University of Groningen, University Medical Center Groningen, Interdisciplinary Center for Psychopathology of Emotion Regulation (ICPE), Groningen, The Netherlands.
SeniorBeter, Practice for Old Age Psychiatry, Gendt, The Netherlands.
Eur Psychiatry. 2020 May 20;63(1):e56. doi: 10.1192/j.eurpsy.2020.51.
Empirical studies on the clinical characteristics of older persons with medically unexplained symptoms are limited to uncontrolled pilot studies. Therefore, we aim to examine the psychiatric characteristics of older patients with medically unexplained symptoms (MUS) compared to older patients with medically explained symptoms (MES), also across healthcare settings.
A case-control study including 118 older patients with MUS and 154 older patients with MES. To include patients with various developmental and severity stages, patients with MUS were recruited in the community (n = 12), primary care (n = 77), and specialized healthcare (n = 29). Psychopathology was assessed according to Diagnostic and Statistical Manual of Mental Disorders, Fourth Edition, Text Revision (DSM-IV-TR) criteria (Mini-International Neuropsychiatric Interview) and by dimensional measures (e.g., psychological distress, hypochondriasis, and depressive symptoms).
A total of 69/118 (58.5%) patients with MUS met the criteria for a somatoform disorder according to DSM-IV-TR criteria, with the highest proportion among patients recruited in specialized healthcare settings (p = 0.008). Patients with MUS had a higher level of psychological distress and hypochondriasis compared to patients with MES. Although psychiatric disorders (beyond somatoform disorders) were more frequently found among patients with MUS compared to patients with MES (42.4 vs. 24.8%, p = 0.008), this difference disappeared when adjusted for age, sex, and level of education (odds ratio = 1.7 [95% confidence interval: 1.0-3.0], p = 0.070).
Although psychological distress is significantly higher among older patients with MUS compared to those with MES, psychiatric comorbidity rates hardly differ between both patient groups. Therefore, treatment of MUS in later life should primarily focus on reducing psychological distress, irrespective of the healthcare setting patients are treated in.

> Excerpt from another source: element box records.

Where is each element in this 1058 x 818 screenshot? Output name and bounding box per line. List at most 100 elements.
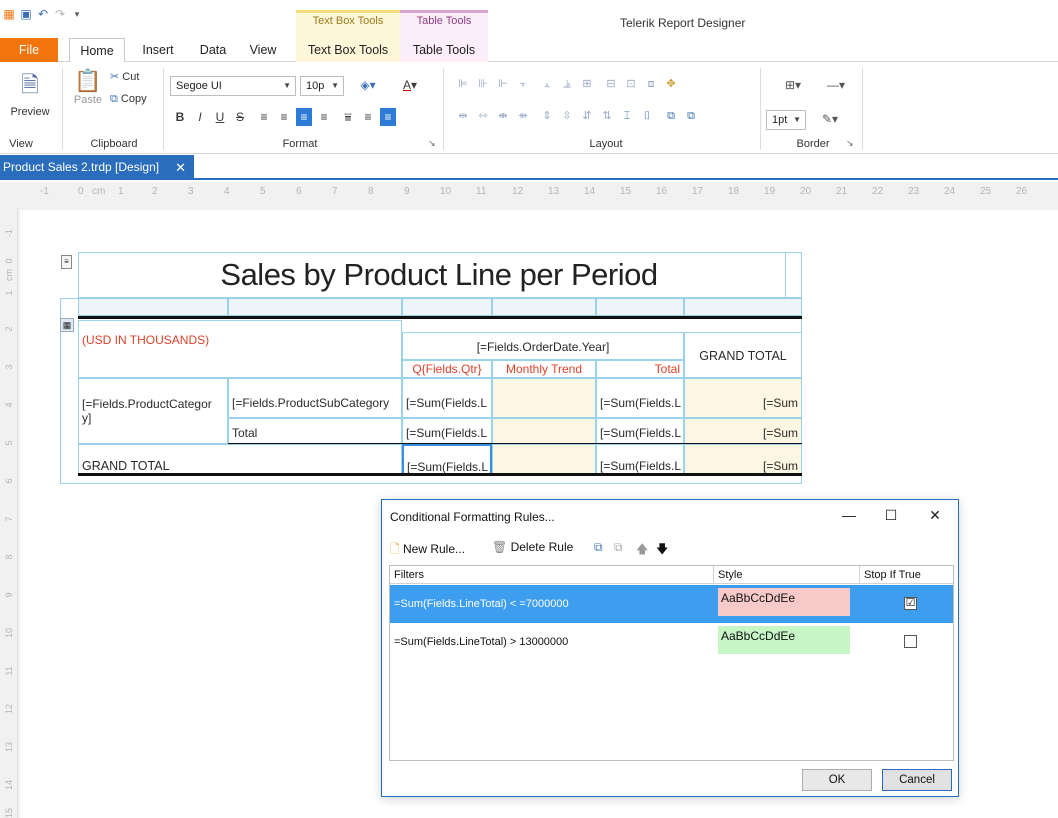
fill-color-icon[interactable]: ◈▾ [356,76,380,94]
column-handle[interactable] [492,298,596,316]
bold-icon[interactable]: B [172,108,188,126]
close-icon[interactable]: ✕ [920,502,950,528]
document-tab[interactable]: Product Sales 2.trdp [Design] ✕ [0,155,194,180]
horizontal-spacing-icon[interactable]: ⇹ [456,108,470,124]
order-year-cell[interactable]: [=Fields.OrderDate.Year] [402,332,684,360]
remove-h-spacing-icon[interactable]: ⇻ [516,108,530,124]
underline-icon[interactable]: U [212,108,228,126]
grand-total-sum-cell[interactable]: [=Sum [684,378,802,418]
stop-if-true-checkbox[interactable] [904,635,917,648]
style-sample[interactable]: AaBbCcDdEe [718,626,850,654]
vertical-spacing-icon[interactable]: ⇕ [540,108,554,124]
report-title[interactable]: Sales by Product Line per Period [78,254,800,296]
preview-button[interactable]: 🗎 Preview [4,68,56,118]
remove-v-spacing-icon[interactable]: ⇅ [600,108,614,124]
italic-icon[interactable]: I [192,108,208,126]
border-width-combo[interactable]: 1pt ▼ [766,110,806,130]
subtotal-total-cell[interactable]: [=Sum(Fields.L [596,418,684,444]
border-style-icon[interactable]: —▾ [818,76,854,94]
font-color-icon[interactable]: A▾ [396,76,424,94]
column-handle[interactable] [596,298,684,316]
copy-button[interactable]: ⧉ Copy [110,93,147,106]
quarter-cell[interactable]: Q{Fields.Qtr} [402,360,492,378]
align-middles-icon[interactable]: ⫠ [540,76,554,92]
subtotal-label-cell[interactable]: Total [228,418,402,444]
column-header-stop-if-true[interactable]: Stop If True [860,566,953,584]
maximize-icon[interactable]: ☐ [876,502,906,528]
decrease-h-spacing-icon[interactable]: ⇼ [496,108,510,124]
same-width-icon[interactable]: ⊞ [580,76,594,92]
align-middle-icon[interactable]: ≡ [360,108,376,126]
customize-qat-icon[interactable]: ▾ [70,7,84,21]
monthly-trend-cell[interactable]: Monthly Trend [492,360,596,378]
table-select-handle-icon[interactable]: ▦ [60,318,74,332]
paste-rule-icon[interactable]: ⧉ [614,540,623,555]
style-sample[interactable]: AaBbCcDdEe [718,588,850,616]
column-header-style[interactable]: Style [714,566,860,584]
tab-file[interactable]: File [0,38,58,62]
column-handle[interactable] [402,298,492,316]
align-bottom-icon[interactable]: ≡ [380,108,396,126]
center-vertically-icon[interactable]: ⌷ [640,108,654,124]
close-icon[interactable]: ✕ [175,155,186,180]
font-name-combo[interactable]: Segoe UI ▼ [170,76,296,96]
product-subcategory-cell[interactable]: [=Fields.ProductSubCategory [228,378,402,418]
format-dialog-launcher-icon[interactable]: ↘ [428,138,436,149]
sparkline-cell[interactable] [492,378,596,418]
tab-table-tools[interactable]: Table Tools [400,38,488,62]
size-to-grid-icon[interactable]: ⊡ [624,76,638,92]
increase-v-spacing-icon[interactable]: ⇳ [560,108,574,124]
column-handle[interactable] [228,298,402,316]
border-dialog-launcher-icon[interactable]: ↘ [846,138,854,149]
strikethrough-icon[interactable]: S [232,108,248,126]
justify-icon[interactable]: ≡ [316,108,332,126]
tab-text-box-tools[interactable]: Text Box Tools [296,38,400,62]
minimize-icon[interactable]: — [834,502,864,528]
subtotal-trend-cell[interactable] [492,418,596,444]
cut-button[interactable]: ✂ Cut [110,70,139,83]
grand-total-grand-cell[interactable]: [=Sum [684,444,802,476]
save-icon[interactable]: ▣ [19,7,33,21]
borders-icon[interactable]: ⊞▾ [778,76,808,94]
align-center-icon[interactable]: ≡ [276,108,292,126]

针对有医学无法解释症状的老年人的临床特征的实证研究仅限于无对照的试点研究。因此,我们旨在检查与有医学可解释症状(MES)的老年人相比,有医学无法解释症状(MUS)的老年患者的精神科特征,同时也涵盖不同的医疗保健环境。
本项病例对照研究纳入了 118 名有 MUS 的老年患者和 154 名有 MES 的老年患者。为了纳入具有不同发展和严重程度阶段的患者,MUS 患者在社区(n=12)、初级保健(n=77)和专门的医疗保健机构(n=29)中进行招募。采用《精神障碍诊断与统计手册》第四版修订版(DSM-IV-TR)标准(迷你国际神经精神病访谈)和维度测量(如心理困扰、疑病症和抑郁症状)来评估精神病理学。
根据 DSM-IV-TR 标准,共有 69/118(58.5%)名 MUS 患者符合躯体形式障碍的标准,在专门医疗保健机构招募的患者中比例最高(p=0.008)。与 MES 患者相比,MUS 患者的心理困扰和疑病症程度更高。尽管与 MES 患者相比,MUS 患者的精神障碍(躯体形式障碍以外)更为常见(42.4%比 24.8%,p=0.008),但在调整年龄、性别和教育程度后,这种差异消失(比值比=1.7[95%置信区间:1.0-3.0],p=0.070)。
尽管与 MES 患者相比,有 MUS 的老年患者的心理困扰明显更高,但两组患者的精神共病率几乎没有差异。因此,无论患者在哪个医疗保健环境中接受治疗,针对晚年 MUS 患者的治疗都应主要集中于减轻心理困扰。